Are decentralised exchanges the future for trading?
Success of blockchain venues has implications even beyond crypto
Hayden Adams launched the decentralised crypto exchange Uniswap on November 2, 2018 by tweeting to his 200 followers and handing out home-printed T-shirts at an industry event. Three years later, spot trading on the new platform had reached the equivalent of $86 billion a day.
Decentralised exchanges such as Uniswap and the outlandishly named Sushiswap and Pancakeswap allow crypto buyers and sellers to trade at a price dictated by a protocol written on blockchain-based smart contracts.
They rely on automated market-maker algorithms to compute prices based on the relative weight of buyers and sellers in a single pool. It’s a different approach to the limit order book as used on centralised exchanges, where traders log bids and offers in a laddered hierarchy and wait to be matched.
Uniswap et al – part of the decentralised finance (aka ‘DeFi’) trend sweeping crypto – have grown fast to snap at the heels of centralised competitors such as Binance, Coinbase Exchange and FTX.
At one point, about a quarter of crypto spot trading was being done through the newer venues, data from The Block shows.

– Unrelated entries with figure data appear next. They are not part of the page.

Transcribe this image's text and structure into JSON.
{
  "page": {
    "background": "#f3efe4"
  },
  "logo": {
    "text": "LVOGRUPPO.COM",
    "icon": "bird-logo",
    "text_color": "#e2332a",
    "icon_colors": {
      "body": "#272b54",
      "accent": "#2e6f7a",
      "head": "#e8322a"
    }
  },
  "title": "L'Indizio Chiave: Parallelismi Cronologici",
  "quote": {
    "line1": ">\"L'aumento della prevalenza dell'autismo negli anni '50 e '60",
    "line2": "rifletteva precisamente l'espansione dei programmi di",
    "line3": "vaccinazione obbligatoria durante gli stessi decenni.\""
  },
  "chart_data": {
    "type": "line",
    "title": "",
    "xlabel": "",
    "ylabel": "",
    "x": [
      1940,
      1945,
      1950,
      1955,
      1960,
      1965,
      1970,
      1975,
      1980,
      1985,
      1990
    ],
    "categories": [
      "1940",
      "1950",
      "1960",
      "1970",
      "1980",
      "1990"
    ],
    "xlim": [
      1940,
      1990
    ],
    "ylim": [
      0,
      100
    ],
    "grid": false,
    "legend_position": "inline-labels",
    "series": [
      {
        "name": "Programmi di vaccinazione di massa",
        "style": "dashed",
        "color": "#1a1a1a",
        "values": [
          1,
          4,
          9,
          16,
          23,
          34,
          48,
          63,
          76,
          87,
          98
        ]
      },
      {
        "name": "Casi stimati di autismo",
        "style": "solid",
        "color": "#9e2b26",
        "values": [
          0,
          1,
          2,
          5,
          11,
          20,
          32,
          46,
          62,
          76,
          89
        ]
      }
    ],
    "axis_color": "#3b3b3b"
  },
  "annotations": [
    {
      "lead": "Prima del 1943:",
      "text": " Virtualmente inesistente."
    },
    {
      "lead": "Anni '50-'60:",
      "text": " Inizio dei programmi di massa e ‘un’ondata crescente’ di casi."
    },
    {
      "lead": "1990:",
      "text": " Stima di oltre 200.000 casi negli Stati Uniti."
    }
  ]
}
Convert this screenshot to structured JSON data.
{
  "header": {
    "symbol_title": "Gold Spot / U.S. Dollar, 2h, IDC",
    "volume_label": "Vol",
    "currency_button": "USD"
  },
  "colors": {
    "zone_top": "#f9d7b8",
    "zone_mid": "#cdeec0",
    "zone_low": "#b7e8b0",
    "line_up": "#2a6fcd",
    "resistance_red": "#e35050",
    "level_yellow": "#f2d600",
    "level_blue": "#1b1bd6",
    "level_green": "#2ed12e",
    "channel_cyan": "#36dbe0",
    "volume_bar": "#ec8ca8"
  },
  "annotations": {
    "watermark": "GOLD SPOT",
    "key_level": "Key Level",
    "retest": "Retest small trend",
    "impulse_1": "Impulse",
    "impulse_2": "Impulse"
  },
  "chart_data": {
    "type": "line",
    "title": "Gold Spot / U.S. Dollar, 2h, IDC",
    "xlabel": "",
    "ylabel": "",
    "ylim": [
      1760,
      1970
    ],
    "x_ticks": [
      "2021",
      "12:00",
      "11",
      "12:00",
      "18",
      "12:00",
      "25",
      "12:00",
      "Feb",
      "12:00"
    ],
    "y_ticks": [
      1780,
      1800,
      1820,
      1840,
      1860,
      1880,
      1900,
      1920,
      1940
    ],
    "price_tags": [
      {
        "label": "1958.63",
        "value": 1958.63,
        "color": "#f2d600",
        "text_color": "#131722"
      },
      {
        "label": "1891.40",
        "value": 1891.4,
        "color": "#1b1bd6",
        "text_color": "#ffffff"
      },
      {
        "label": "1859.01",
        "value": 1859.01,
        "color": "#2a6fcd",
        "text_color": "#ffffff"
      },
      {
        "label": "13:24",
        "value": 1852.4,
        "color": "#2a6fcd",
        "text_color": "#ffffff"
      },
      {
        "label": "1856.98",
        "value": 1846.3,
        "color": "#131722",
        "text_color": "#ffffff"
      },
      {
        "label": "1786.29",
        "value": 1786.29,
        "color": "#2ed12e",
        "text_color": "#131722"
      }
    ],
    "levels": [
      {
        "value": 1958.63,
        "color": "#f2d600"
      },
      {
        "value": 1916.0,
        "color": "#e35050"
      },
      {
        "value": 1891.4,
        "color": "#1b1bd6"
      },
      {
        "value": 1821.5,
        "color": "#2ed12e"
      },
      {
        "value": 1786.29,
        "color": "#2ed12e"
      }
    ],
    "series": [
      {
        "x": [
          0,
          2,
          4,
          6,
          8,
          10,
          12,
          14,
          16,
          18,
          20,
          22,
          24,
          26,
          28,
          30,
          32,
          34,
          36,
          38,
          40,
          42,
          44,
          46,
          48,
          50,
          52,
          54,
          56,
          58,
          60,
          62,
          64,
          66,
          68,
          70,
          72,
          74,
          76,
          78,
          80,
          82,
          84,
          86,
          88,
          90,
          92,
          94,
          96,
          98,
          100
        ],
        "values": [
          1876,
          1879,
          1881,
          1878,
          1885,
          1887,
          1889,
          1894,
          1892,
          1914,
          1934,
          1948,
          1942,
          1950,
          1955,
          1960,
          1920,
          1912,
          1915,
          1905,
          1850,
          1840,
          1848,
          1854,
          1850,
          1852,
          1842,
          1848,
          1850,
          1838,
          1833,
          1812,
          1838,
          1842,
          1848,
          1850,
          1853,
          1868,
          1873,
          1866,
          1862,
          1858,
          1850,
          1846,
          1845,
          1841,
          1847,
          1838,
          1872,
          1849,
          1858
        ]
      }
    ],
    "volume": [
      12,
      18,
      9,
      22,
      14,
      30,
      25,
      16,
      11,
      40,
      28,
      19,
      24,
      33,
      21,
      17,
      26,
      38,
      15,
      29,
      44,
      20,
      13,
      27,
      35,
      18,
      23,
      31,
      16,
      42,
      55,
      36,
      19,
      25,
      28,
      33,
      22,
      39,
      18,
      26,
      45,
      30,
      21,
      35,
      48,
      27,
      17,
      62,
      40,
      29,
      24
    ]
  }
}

Could the upstarts, which function without central custodians, one day come to dominate? Recent research says they can – and probably will. Some even think the decentralised model will become the norm in traditional asset classes too.
The all-in transaction costs of decentralised versus centralised exchanges in crypto are roughly even, academics from the University of St Gallen and Swiss Finance Institute found. And Uniswap’s bid/ask spreads are similar or better, and more stable, than leading centralised competitors.
Centralised – ‘CeFi’ – venues are less vulnerable to price dislocations, it seems. Arbitrage trades are expensive on decentralised exchanges because gas fees apply at each of the multiple trading steps often needed. These fees don’t apply on a centralised hub, which operates off-chain.
Reductions in gas fees, though, together with a modest increase in trading volumes would tip the balance in favour of decentralised exchanges, the researchers estimate. And gas fees are expected to come down after the ethereum blockchain’s recent move to a proof-of-stake model.
“It’s going to be harder and harder for centralised exchanges to be profitable,” says Andrea Barbon, assistant professor of finance at the University of St Gallen. In crypto, decentralised exchanges may “take over a huge fraction of market share”, he thinks.
Of course, market participants have reasons other than cost savings to trade on more conventional venues: technical hitches can take time to fix on a decentralised protocol, for example (the process occurs through participants voting for updates).
Regulators may seek to ensure that trading stays on centralised exchanges where they can exercise control or carry out surveillance more easily.
But crypto traders are quick to adopt new practices, as shown already by the rapid advance of decentralised venues so far. “We are always looking at liquidity and [on that metric] the decentralised exchanges are coming up,” said Hugo Langéen, CEO and co-founder at Valid Alpha, a crypto hedge fund, speaking at Risk.net’s Cryptocurrency Trading Forum in September. If that continues, he said, his fund would switch more of its trading.
Crypto’s credit crisis in recent months, in which several large players in the space collapsed causing knock-on losses for others, might even spur the process. Truly decentralised parts of the infrastructure “worked perfectly” during the upheaval, argues Magnus Holm, CIO at Hilbert Capital, a systematic crypto fund.
Carol Alexander, a professor at the University of Sussex, told delegates at the conference that DeFi could potentially dominate nine-to-one in crypto in as little as two or three years.
And it might not stop there. Niclas Sandstrom, Hilbert’s CEO, says volatility in gas fees, trades getting rejected and latency remain DeFi’s weaknesses, for now. But those will all change. “We’re not there yet,” he says. “But decentralised exchanges will take over in future.”